LGBT+ history month: Body

The theme of this year’s LGBT+ History Month is ‘Body, Mind, Spirit.’ To celebrate and recognize this, the School of English’s Centre for Gender, Sexuality and Writing has put together a list of poems available online—written by LGBT+ poets—that explore and reflect these themes.

Whether you’re a budding LGBT+ poet or simply a reader looking to engage with LGBT+ poetry, this list offers access to a range of voices each articulating individual experiences of what mind, body and spirit can mean.

Small Talk by Alok Vaid-Menon, an Indian-American gender-non-conforming transfeminine writer and performance artist (they/them), is a prose poem about interconnectedness, forms of relation and the ways in which we create ourselves through language.

“as if language is all that we are. i believe that we are more than language.”

 I Sing the Body Electric by nineteenth century American poet Walt Whitman (he/him) is a joyful celebration of the human body in all its forms and constituent parts; an exuberant and triumphant love-letter to the human corporeal form.

 “The lung-sponges, the stomach-sac, the bowels sweet and clean, / The brain in its folds inside the skull-frame”

our happiness by queer American poet Eileen Myles (they/them) captures a reflective moment of quotidian beauty.

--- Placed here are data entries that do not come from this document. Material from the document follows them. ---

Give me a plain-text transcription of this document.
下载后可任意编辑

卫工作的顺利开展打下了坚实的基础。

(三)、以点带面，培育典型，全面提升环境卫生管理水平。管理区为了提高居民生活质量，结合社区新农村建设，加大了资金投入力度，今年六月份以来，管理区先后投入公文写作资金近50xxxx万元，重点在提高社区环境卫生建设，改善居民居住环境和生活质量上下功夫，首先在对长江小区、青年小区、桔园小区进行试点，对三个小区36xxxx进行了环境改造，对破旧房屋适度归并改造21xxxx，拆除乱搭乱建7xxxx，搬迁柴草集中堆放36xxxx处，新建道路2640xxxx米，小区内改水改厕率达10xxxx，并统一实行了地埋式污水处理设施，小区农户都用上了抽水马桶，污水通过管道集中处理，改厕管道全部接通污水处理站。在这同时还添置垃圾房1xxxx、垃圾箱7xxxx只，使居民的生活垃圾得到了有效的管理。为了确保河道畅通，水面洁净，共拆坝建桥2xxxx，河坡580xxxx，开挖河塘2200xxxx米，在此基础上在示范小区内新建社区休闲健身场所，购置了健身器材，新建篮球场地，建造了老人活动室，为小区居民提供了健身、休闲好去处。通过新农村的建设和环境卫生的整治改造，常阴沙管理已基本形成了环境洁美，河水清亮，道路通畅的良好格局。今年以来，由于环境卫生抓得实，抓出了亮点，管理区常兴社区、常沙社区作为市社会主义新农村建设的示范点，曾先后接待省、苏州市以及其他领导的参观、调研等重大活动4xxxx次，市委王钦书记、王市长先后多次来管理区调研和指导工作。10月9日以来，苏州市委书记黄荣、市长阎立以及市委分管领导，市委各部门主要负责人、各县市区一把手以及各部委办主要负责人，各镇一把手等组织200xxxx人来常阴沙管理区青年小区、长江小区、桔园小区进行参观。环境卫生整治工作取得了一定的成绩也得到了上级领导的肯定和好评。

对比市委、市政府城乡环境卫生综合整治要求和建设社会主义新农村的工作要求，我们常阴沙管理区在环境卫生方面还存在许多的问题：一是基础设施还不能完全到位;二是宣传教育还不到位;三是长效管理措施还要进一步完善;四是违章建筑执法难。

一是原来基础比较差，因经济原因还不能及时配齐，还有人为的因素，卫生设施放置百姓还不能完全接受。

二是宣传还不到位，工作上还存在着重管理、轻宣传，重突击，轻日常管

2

A poem of quiet connection, it recreates in short lines of sparing, unworked language, the remarkable in the everyday and the contentment to be found in small, shared human intimacies.

“later we stayed / in the darkened / apt. you sick / in bed & me / writing ambitiously / by candle light / in thin blue/ books”

To the Man Who Shouted “I Like Pork Fried Rice” at Me on the Street by queer Korean-American poet Franny Choi (she/her) is a ruthless critique of the racialized objectification and sexualized exoticization of Asian women. Reflecting back, with fierce irony, a multitude of stereotypes and tropes about women—and Asian women in particular—the poem is a powerful reclamation of identity from the mire of Western patriarchy.

“taste like dried squid. lips puffy / with salt. lips brimming / with foreign so call me / pork. curly-tailed obscenity / been playing in the mud. dirty meat.”